The legislation Mark Neumann proposes would never be appropriate, because it ties the hands of Congress in making investment decisions. This is why Gramm-Rudman-Hollings was a terrible idea and why it has worked so poorly. It is also why a Balanced Budget Amendment is a terrible idea. As revenues appear on the horizon, there must always be a serious debate in Congress between the two political parties on how they should be invested. It may be that in the year 2007, with a streamlined flat tax system in place and thus no need to dedicate new tax revenues to lower tax rates, that Congress would decide to spend at the 2006 baseline, and use the revenues to redeem debt. It is a decision that should be made then, not now. It would of course be appropriate for this Congress to put into this year’s legislation a commitment to invest fresh revenues in tax cuts next year -- because you are expected to make decisions of this kind in a two-year framework.
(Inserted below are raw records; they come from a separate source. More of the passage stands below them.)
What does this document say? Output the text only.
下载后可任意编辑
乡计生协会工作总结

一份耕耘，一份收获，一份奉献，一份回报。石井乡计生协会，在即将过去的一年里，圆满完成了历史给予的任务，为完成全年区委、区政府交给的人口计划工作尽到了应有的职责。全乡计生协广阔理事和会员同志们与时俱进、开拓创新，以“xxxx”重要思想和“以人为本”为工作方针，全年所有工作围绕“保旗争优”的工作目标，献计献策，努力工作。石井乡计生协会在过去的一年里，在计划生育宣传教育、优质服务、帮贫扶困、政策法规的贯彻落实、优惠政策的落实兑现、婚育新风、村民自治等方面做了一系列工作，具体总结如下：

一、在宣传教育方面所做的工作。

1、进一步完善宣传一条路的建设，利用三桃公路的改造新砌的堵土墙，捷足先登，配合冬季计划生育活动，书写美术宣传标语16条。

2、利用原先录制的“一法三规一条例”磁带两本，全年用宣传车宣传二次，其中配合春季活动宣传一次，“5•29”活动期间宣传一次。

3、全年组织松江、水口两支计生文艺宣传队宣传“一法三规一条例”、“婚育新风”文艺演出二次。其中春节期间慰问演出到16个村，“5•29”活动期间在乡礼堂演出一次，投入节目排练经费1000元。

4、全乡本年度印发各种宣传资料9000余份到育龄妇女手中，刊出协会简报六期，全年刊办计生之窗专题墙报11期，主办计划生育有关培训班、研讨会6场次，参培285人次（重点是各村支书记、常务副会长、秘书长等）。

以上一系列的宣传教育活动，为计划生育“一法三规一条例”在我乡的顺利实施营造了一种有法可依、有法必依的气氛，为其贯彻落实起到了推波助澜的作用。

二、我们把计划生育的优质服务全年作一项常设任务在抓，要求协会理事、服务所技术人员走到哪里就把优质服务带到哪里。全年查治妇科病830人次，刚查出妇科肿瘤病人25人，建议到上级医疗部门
You could negotiate this with the President and congressional Democrats, to accelerate the timetable for their college credits next year if they would agree to the commitment of tax cuts being financed with future growth revenues.

As a historian, you know that generals always plan to fight the last war. This is what Mark Neumann is doing. His arguments in The Washington Times of June 20 reveal a complete and total misunderstanding of where the deficits of the past 30 years have come from. They can be entirely explained by the monetary inflation, which began in 1967 when LBJohnson closed the London gold pool. With the price of gold up by a factor of 10 in this period, the national debt of $5.9 trillion is really only $590 billion, when related to gold, the most appropriate measure of government debt. My guess is that Mark Neumann knows nothing about any of this. He somehow believes with evangelistic fervor that he is sent as an avenging angel to smite irresponsible “bureaucrats,” who he blames for the national debt. It is not a bad thing for him to put a stress on eventually paying down the national debt to some level. Because we use our national debt as our national money, we can’t pay it all down anyway. A significant amount is used as global money, on which we do not have to pay interest. Does Mark Neumann understand this? Obviously not, if he believes being a “debt-free nation” would be a good thing. The idea is preposterous.

His idea of replacing government paper in the Social Security System with “real assets” is also nonsensical. Government paper is as real as any other and is the most secure. Ross Perot did a great disservice in spreading the idea that there is nothing of value backing the Trust Funds. The government’s promise to pay seniors by getting the resources from juniors is the same as IBM’s promise to pay its shareholders and bondholders with revenues it gets from sales of its products. But we do know the U.S. Government will be around in 40 years and we can’t be sure about IBM.

It continues to amaze me, Newt, that you have available old friends and supporters who know a hundred times more about public and private finance than you will ever know -- and you instead search out “experts” who studied from the textbooks of the people who made it necessary to have a Reagan Revolution. There is a gang of us here who would be happy to help you as Speaker, with economics and finance, as we did before you got there. Whenever you’re ready.